Our study demonstrates several noteworthy strengths. Firstly, we assessed changes in cellular levels of the monocyte compartment and T cells, considering a specific plasma cytokine milieu. This allowed us to establish a distinct profile for MDE patients, defining subtypes of the condition. This approach fills a critical gap in the literature, as this area has received inadequate attention thus far. Secondly, our standardized methodology employed three cocktails of antibodies with a minimal blood sample volume of only 100 µl each. This approach allowed us to accurately measure the proportion and activation of monocytes, the proportion of CD4 to CD8 lymphocytes, and Tregs, as well as the activation and exhaustion of T cells, utilizing direct blood staining. Such an approach holds promise for rapid translation into clinical practice. Thirdly, our study is a multicenter investigation that carefully matched participants based on age and sex, two variables known to significantly influence the immune system. By controlling for these factors, we strengthened the validity and generalizability of our results. Finally, our rigorous patient selection process excluded individuals with known causes of inflammation or immune system activation, ensuring the focus remained on the specific MDE condition. Additionally, we included patients at various stages of the disease, a novel aspect not previously explored in MDE immunotyping studies.
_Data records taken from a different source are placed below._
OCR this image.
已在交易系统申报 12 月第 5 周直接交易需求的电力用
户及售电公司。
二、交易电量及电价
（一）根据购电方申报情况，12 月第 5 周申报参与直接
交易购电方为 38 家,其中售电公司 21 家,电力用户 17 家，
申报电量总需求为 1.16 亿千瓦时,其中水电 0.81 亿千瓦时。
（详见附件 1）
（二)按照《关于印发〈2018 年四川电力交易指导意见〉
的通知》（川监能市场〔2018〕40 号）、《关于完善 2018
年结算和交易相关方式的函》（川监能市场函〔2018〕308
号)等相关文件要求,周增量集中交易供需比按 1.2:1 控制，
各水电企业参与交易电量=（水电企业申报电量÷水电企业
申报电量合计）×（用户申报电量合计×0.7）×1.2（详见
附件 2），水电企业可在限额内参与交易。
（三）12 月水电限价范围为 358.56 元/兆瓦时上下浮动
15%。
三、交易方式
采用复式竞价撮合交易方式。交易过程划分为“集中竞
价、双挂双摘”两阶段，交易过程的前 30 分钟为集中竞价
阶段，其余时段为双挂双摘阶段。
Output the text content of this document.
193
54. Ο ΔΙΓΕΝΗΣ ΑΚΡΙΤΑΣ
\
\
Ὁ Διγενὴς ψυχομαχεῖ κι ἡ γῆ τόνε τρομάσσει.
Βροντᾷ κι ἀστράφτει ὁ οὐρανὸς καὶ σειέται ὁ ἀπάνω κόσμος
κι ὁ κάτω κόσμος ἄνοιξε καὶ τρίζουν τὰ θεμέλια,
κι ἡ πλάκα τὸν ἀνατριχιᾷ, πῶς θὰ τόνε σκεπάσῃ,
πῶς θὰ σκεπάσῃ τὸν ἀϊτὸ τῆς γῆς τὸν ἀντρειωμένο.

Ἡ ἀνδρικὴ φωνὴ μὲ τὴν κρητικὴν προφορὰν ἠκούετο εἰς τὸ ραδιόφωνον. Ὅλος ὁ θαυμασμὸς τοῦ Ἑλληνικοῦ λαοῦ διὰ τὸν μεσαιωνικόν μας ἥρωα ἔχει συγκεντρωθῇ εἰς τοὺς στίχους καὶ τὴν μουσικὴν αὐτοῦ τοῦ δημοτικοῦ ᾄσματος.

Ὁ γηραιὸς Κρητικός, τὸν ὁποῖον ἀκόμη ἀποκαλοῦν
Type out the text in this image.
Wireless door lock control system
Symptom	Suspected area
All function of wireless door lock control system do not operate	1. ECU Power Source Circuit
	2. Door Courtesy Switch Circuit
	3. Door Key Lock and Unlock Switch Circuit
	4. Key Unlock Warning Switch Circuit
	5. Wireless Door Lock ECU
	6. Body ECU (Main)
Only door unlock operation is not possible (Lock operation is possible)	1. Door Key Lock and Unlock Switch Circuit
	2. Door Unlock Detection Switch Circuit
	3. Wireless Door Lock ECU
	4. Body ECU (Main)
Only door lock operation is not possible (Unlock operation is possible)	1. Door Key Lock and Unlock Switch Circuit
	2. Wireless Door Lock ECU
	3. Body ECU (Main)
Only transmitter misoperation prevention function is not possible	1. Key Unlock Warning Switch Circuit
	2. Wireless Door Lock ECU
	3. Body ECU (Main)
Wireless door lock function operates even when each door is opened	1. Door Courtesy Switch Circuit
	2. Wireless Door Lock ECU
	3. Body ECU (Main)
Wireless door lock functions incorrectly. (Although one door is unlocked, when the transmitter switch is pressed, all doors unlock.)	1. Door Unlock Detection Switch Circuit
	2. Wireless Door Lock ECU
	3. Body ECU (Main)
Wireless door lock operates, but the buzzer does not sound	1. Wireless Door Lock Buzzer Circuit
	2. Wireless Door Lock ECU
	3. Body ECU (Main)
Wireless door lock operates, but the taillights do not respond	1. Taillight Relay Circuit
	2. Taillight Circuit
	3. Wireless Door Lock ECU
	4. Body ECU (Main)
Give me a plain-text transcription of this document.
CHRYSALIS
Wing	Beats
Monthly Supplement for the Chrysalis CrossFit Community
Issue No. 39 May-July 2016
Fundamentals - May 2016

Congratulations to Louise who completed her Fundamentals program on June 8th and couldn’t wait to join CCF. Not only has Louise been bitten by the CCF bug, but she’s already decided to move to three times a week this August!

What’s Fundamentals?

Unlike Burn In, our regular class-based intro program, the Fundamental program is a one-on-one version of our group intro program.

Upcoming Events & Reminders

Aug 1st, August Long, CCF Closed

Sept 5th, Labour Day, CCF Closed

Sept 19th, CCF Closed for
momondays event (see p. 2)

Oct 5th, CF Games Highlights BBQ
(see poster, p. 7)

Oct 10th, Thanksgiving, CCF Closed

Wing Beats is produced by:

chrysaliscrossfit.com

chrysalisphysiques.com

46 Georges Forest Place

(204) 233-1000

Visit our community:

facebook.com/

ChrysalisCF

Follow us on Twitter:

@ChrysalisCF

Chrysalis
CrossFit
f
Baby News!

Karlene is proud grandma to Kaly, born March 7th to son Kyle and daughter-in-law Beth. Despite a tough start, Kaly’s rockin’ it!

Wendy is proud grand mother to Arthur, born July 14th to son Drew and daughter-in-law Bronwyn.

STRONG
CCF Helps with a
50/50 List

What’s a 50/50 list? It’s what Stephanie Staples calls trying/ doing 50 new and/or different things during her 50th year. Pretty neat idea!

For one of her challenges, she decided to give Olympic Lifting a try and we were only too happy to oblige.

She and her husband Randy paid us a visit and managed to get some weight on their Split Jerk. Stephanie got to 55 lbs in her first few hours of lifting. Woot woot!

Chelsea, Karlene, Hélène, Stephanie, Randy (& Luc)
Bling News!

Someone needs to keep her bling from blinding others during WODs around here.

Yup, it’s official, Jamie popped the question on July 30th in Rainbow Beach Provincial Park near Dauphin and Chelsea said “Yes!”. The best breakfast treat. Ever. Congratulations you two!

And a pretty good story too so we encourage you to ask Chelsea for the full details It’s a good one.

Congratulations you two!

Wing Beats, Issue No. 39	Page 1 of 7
Some limitations of the study need to be acknowledged. Firstly, we measured the immune cell profile in peripheral blood, which may not fully reflect the immune activity in the central nervous system (CNS). However, evidence suggests that inflammatory factors originating in the blood can reach the CNS through various pathways, including passive or active transport across the blood-brain barrier, immune cell transmigration, and vagal nerve signaling. While peripheral blood analysis provides valuable insights, it is important to recognize the potential disparities between peripheral and CNS immune responses. Another significant limitation is that most participants received psychopharmacological treatment at the time of inclusion. It is well-known that many psychotropic medications can impact the immune system, potentially confounding the interpretation of immunological findings. Furthermore, our study focused exclusively on individuals with MDE, which could be a limitation as MDD and BP may exhibit distinct immune profiles. However, in clinical practice, MDE is the most commonly encountered presentation, and there are currently no precise indicators that reliably classify between these two groups. Therefore, we included MDD and BP patients to explore whether immunological markers could provide insights into their shared pathophysiology.
Despite these limitations, our study provides valuable insights into the immunological aspects of MDE providing a global view of the phenomenon, analyzing both the humoral and the innate and adaptive cellular components. Further research is needed to fully understand the implications of these immune alterations in a longitudinal process to pave the way for potential advancements in clinical practice.